The Washington PostDemocracy Dies in Darkness

Study: Most radiologists don’t notice a gorilla in a CT scan

It is, perhaps, a movie instantly familiar to anyone who has taken an introductory psychology class: The gorilla who walks through a group of kids passing a basketball between them and, for many, goes unnoticed.

The "invisible gorilla" experiment, as its come to be known, is meant to demonstrate inattentional blindness. When asked to focus on one particular factor—in this case, how many times students pass a ball between each other—other stimuli will go completely unnoticed. In this case, that's the man in a gorilla suit.

Turns out, this isn't just true for psychology students: A recent study found that a vast majority of radiologists failed to notice a very large gorilla that researchers added to a medical scan.

Trafton Drew, Melissa L. H. Vo and Jeremy M. Wolfe had 24 radiologists look at CT scans of lungs, scanning them lung nodules, which could be cancerous. Each CT scan had an average of 10 nodules and the radiologists were asked to click on them. The last of the five CT scans had something unexpected turn up on the lung: A gorilla. You can see him here, waving his arms at the top of the right lung.
gorillaMost radiologists, however, did not see him. When asked "Did you see a gorilla on the final trial?" 20 of the 24 radiologists tested said they did not. It wasn't for lack of looking. As the researchers write, in
a forthcoming paper in Psychological Science, "eye-tracking revealed that, of the 20 radiologists who did not report the gorilla, 12 looked directly at the gorilla’s location when it was visible."

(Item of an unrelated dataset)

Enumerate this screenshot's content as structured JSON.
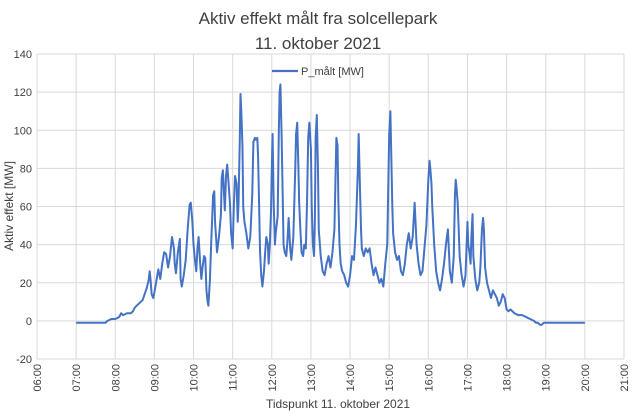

On the more positive side, the radiologists did perform better than the untrained eye: When the researchers ran a group of non-doctors through the experiment, no one noticed the gorilla on the scan.

"Why do radiologists sometimes fail to detect such large anomalies? Of course, as is critical in all IB [inattentional blindness] demonstrations, the radiologists were not looking for this unexpected stimulus," they write. Even experts "operating in their domain of expertise, are vulnerable to inattentional blindness."